The progressive school-choice proponents featured in the book include Derrick Bell, considered the father of critical race theory, and Howard Fuller, founder of the short-lived Malcom X Liberation University. Fuller was an effective school reformer and practitioner in North Carolina and Wisconsin, where he found common ground with Polly Williams, a Democratic state legislator who fought successfully for the establishment of a voucher program in Milwaukee.

Derrick Bell (Photo by Neville Elder/Corbis via Getty Images)

Bell, Fuller, and other progressives in the school-choice alliance were motivated by the civil rights movement’s failure to move beyond racial integration in schools to actual improvement in minority and low-income students’ educational outcomes. In Viteritti’s telling, civil rights organizations took their cues on education policy from “constituents”—influential individuals and organizations—rather than “clients”—families with children trapped in failing schools. The radical dreamers of the book’s title placed their faith in students and families rather than the experts.

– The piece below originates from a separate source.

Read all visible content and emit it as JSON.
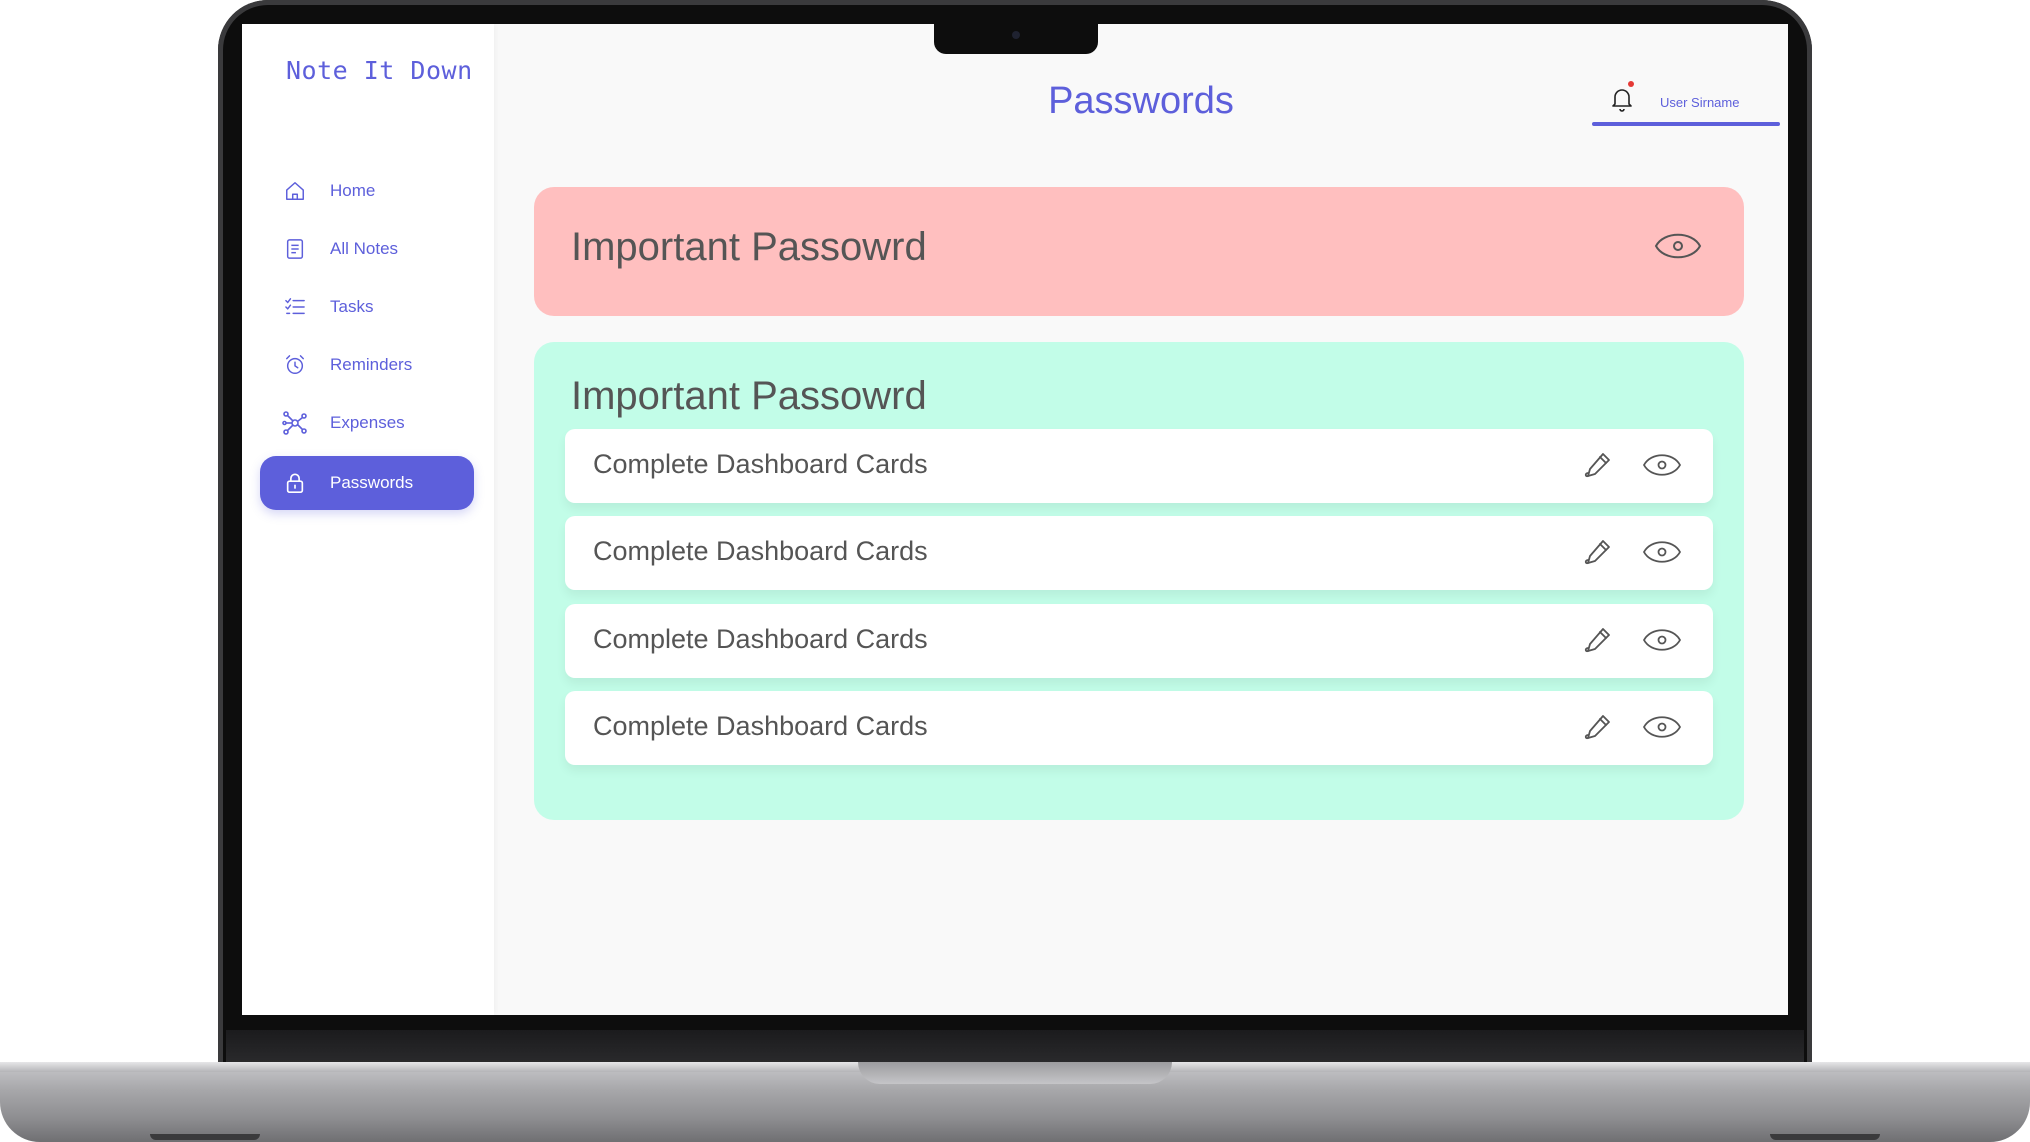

Viteritti learned of the client-constituent dichotomy from the late Ronald Edmonds, an educator and scholar who argued that schools could overcome what many considered the social and economic impediments to low-income minority children’s educational attainment. He promoted his idea that “all children can learn” in the late 1970s as a deputy chancellor of the New York City Department of Education. Viteritti served on the chancellor’s staff; I worked on Viteritti’s team of analysts.

In the early 1980s, New York implemented school-improvement strategies based on five factors Edmonds identified as associated with effective schools: strong leadership, high expectations, an orderly atmosphere, shared priorities that placed pupil acquisition of basic skills above all else, and frequent and regular monitoring of pupil progress. These efforts achieved some success, but the city abandoned them due to budgetary constraints and leadership changes.

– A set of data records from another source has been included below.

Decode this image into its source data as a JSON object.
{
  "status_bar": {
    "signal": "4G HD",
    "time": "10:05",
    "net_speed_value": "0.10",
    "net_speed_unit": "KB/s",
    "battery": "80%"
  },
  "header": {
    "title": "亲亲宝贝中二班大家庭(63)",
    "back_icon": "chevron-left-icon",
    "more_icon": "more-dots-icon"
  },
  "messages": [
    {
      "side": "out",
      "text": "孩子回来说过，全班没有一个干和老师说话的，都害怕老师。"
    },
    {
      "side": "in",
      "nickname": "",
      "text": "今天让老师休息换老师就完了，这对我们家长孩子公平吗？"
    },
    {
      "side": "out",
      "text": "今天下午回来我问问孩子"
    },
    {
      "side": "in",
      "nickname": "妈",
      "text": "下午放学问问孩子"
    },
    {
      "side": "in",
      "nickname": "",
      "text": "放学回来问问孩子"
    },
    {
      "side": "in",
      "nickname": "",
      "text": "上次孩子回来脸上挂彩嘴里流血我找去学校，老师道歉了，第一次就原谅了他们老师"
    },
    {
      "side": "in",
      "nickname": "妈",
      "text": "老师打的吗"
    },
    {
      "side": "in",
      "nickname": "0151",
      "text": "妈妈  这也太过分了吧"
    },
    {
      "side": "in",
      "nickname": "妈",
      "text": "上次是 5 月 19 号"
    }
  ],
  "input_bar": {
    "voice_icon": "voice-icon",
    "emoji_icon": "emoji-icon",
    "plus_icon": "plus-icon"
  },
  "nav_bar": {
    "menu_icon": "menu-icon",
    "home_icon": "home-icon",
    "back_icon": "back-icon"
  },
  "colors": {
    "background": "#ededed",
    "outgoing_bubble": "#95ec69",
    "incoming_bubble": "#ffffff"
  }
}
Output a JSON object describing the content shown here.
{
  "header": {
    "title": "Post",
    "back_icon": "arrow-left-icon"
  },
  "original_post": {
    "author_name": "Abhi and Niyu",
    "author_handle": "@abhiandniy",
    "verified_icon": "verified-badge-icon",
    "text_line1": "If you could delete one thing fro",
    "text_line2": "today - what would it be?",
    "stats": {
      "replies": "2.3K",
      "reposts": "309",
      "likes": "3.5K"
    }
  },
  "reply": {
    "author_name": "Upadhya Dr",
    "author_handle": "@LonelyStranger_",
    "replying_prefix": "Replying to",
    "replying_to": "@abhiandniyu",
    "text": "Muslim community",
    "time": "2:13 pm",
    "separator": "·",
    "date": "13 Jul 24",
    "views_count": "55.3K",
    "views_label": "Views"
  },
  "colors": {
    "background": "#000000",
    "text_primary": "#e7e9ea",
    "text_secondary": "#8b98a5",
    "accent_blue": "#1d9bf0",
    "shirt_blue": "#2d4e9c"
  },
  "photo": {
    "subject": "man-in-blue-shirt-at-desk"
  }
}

Howard Fuller in 2014 (Photo by Marvin Joseph/The Washington Post via Getty Images)

A similar story happened in Houston, as described in a recent Wall Street Journal op-ed by economist Roland Fryer. Fryer had studied successful charter schools in the early 2010s. The city applied his findings to its worst-performing schools, with considerable success: student math achievement quickly rose and erased racial achievement gaps, though reading improvement lagged. Unfortunately, a change in district leadership brought an end to the program after just two years.

While Fryer and Edmonds identified different criteria for effectiveness, both emphasized that schools should set high expectations of students and align their curriculum and practices accordingly. What Edmonds and Fryer both observed, decades apart, is that while educational improvement is possible, large traditional school systems have been unable or unwilling to adopt the practices that could sustain this improvement. School choice offers an escape hatch, allowing families to seek better options.

Viteritti himself is wary of universal school choice and would prefer to limit choice programs to the neediest communities. But lower-income families are not the only ones who have lost faith in traditional public schools. Middle- and upper-class families have been alienated by efforts to scale back access to advanced study in the guise of equity and attempts to impinge on parental prerogatives. Publicly funded school choice has proved to be the best strategy to align parental and school values while also closing achievement gaps across racial and economic groups, and it’s hard to imagine Republican-leaning states putting the genie back in the bottle. Defenders of traditional public schools, however, will continue to try to constrain and even repeal new choice programs. School-choice advocates will have to stay politically active to maintain their gains.

Radical Dreamers is a well-written and important history of the educational choice movement. It reminds us that improving schools is possible and that reasonable voices from both sides of the political divide can contribute to that effort—if they have the courage to do so.